Riconosciuto l’assegno divorzile quando la rilevante disparità economica tra i coniugi è riconducibile a scelte comuni di conduzione della vita familiare. Cass. Civ., Sez. I, sent. 9 luglio 2025, n. 18693

Giovedì, 10 Luglio 2025
Giurisprudenza | Legittimità | Divorzio | Mantenimento
Cass. civ., Sez. I, Est. Casadonte, Ord.,  09/07/2025, n. 18693 per visualizzare l'allegato è necessario autenticarsi

L'assegno divorzile, presuppone l'accertamento, anche mediante presunzioni, che lo squilibrio effettivo e di non modesta entità delle condizioni economico-patrimoniali delle parti sia causalmente riconducibile, in via esclusiva o prevalente, alle scelte comuni di conduzione della vita familiare e che, avendo una funzione compensativo-perequativa, va adeguato all'apporto fornito dal coniuge richiedente che, pur in mancanza di prova della rinuncia a realistiche occasioni professionali-reddituali, dimostri di aver contribuito in maniera significativa alla vita familiare, facendosi carico in via esclusiva o preminente della cura e dell'assistenza della famiglia e dei figli, anche mettendo a disposizione, sotto qualsiasi forma, proprie risorse economiche. Pertanto, detto assegno deve essere riconosciuto, in presenza della precondizione di una rilevante disparità della situazione economico-patrimoniale tra gli ex coniugi, non solo quando la rinuncia a occasioni professionali da parte del coniuge economicamente più debole sia il frutto di un accordo intervenuto fra i coniugi, ma anche nelle ipotesi di conduzione univoca della vita familiare, a fronte del contributo, esclusivo o prevalente, fornito dal richiedente alla formazione del patrimonio familiare e personale dell'altro coniuge, anche sotto forma di risparmio, restando di conseguenza assorbito l'eventuale profilo prettamente assistenziale

Cfr. Cass. 24795/2024, Cass. 4328/2024

Rif. Leg. Art. 5, comma 6, Legge 1 dicembre 1970 n. 898 e ss.mm.ii.

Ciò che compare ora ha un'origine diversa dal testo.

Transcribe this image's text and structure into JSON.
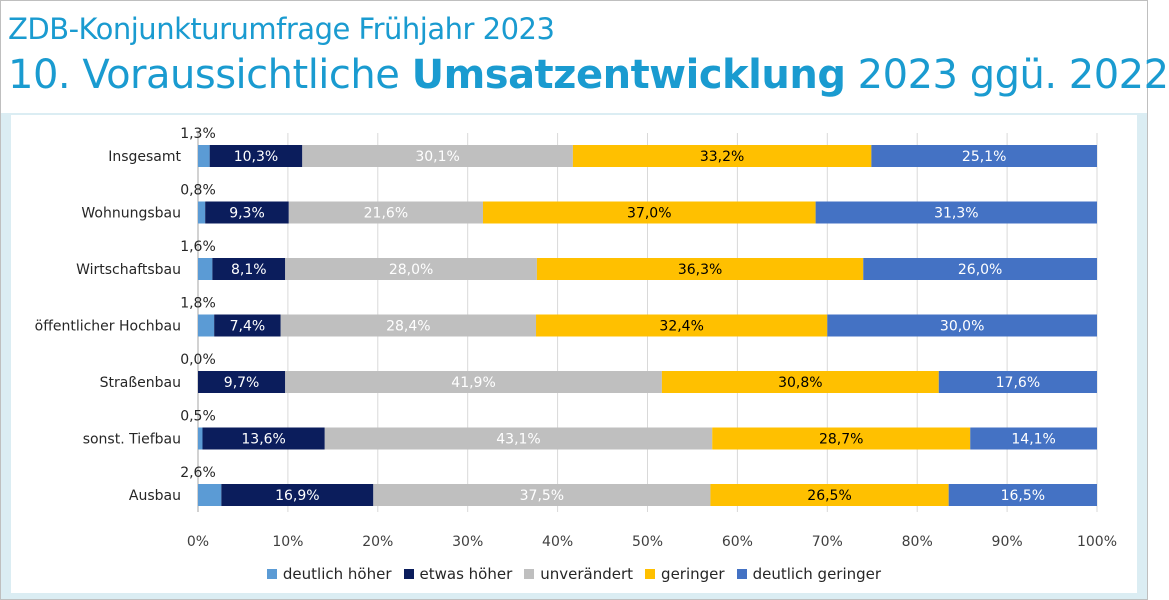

Assegno divorzile – Funzione perequativa – Scelte comuni dei coniugi – Prova

Nella fattispecie, viene impugnata la sentenza della Corte d’Appello di Bologna che, in parziale riforma della sentenza del Tribunale che pronunciava la cessazione degli effetti civili del matrimonio, revocava l'assegno divorzile in favore della moglie, confermando nel resto le statuizioni del Tribunale.

La Corte territoriale ha escluso la sussistenza dei presupposti per il riconoscimento di un assegno divorzile ritenendo che non risultasse provata la rinuncia ad aspettative professionali migliorative da parte della moglie che, dopo la decisione di non lavorare per il periodo matrimoniale, aveva ripreso la sua attività lavorativa pregressa che le consentiva l'autonomia reddituale e, per di più, viveva anche nella ex casa coniugale di cui il marito le aveva trasferito la sua quota di proprietà

Entrambi i motivi di impugnazione vengono accolti dalla Suprema Corte.

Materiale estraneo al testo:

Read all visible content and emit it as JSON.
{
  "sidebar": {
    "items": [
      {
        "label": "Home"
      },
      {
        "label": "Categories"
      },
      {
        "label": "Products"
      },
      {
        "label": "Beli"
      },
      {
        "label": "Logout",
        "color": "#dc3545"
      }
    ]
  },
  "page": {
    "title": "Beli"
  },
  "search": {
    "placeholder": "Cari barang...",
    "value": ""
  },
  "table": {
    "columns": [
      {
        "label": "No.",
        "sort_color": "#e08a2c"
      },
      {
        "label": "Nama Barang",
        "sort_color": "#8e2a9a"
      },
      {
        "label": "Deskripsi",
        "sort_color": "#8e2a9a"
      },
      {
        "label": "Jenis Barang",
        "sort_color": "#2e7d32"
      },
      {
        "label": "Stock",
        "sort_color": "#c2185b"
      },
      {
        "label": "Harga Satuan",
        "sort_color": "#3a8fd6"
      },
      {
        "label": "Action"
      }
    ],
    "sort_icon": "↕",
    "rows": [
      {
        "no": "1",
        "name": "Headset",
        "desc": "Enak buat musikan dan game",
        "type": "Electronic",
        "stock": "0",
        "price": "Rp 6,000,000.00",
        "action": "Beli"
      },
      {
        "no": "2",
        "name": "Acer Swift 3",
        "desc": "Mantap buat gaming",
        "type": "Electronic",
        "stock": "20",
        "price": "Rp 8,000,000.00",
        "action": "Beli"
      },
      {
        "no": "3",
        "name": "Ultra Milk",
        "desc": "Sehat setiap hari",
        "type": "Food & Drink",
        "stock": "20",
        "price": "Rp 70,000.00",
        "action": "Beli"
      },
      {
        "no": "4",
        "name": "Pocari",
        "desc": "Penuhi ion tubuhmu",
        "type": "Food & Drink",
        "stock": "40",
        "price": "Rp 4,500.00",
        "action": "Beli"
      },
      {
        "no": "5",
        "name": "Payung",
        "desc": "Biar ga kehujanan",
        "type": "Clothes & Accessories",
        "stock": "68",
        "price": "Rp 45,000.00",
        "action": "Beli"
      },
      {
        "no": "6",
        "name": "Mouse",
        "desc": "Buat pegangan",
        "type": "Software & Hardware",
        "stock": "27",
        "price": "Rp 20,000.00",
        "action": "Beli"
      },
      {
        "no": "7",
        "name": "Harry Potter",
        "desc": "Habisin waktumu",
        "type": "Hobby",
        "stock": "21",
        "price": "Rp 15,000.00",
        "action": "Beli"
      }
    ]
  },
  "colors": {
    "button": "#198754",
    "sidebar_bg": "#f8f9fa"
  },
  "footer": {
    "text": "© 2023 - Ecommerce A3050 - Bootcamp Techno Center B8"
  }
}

In relazione ai criteri di cui all'art.5, comma 6, legge n. 898/1970, si precisa che l'accertamento dell'inadeguatezza dei mezzi economici a disposizione del richiedente deve aver luogo mediante una valutazione comparativa delle condizioni economico-patrimoniali delle parti che tenga conto anche del contributo fornito dal richiedente alla conduzione della vita familiare e alla formazione del patrimonio comune e personale di ciascuno degli ex coniugi, in relazione alla durata del matrimonio e all'età dello avente diritto, e ciò in conformità della funzione non solo assistenziale, ma anche compensativa e perequativa dell'assegno divorzile, discendente direttamente dal principio costituzionale di solidarietà.

Nella fattispecie, la corte territoriale avrebbe dovuto considerare se la rilevante disparità dei redditi fra gli ex coniugi fosse casualmente riconducibile, in via esclusiva o prevalente, alle scelte comuni di conduzione della vita familiare, alla definizione dei ruoli, al sacrificio delle aspettative lavorative e professionali di uno dei coniugi, alla luce di un concetto di "autoresponsabilità" che deve aver permeare l’intera vita matrimoniale.

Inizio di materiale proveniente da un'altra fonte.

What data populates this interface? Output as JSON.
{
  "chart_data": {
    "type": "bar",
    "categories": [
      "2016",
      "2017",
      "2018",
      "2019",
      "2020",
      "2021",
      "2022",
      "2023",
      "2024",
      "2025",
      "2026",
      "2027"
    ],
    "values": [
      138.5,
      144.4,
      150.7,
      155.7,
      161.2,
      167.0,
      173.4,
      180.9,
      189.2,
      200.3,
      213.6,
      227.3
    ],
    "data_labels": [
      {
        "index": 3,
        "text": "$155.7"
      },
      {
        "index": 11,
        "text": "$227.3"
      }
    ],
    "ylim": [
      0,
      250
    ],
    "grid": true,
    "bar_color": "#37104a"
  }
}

La censura della ricorrente è fondata anche in relazione alla contraddittoria motivazione circa il ritenuto trasferimento della metà della quota di proprietà del controricorrente della ex casa coniugale.

Il ricorso viene accolto e la sentenza cassata con rinvio alla Corte d'Appello di Bologna in diversa composizione per il riesame e per le spese di legittimità.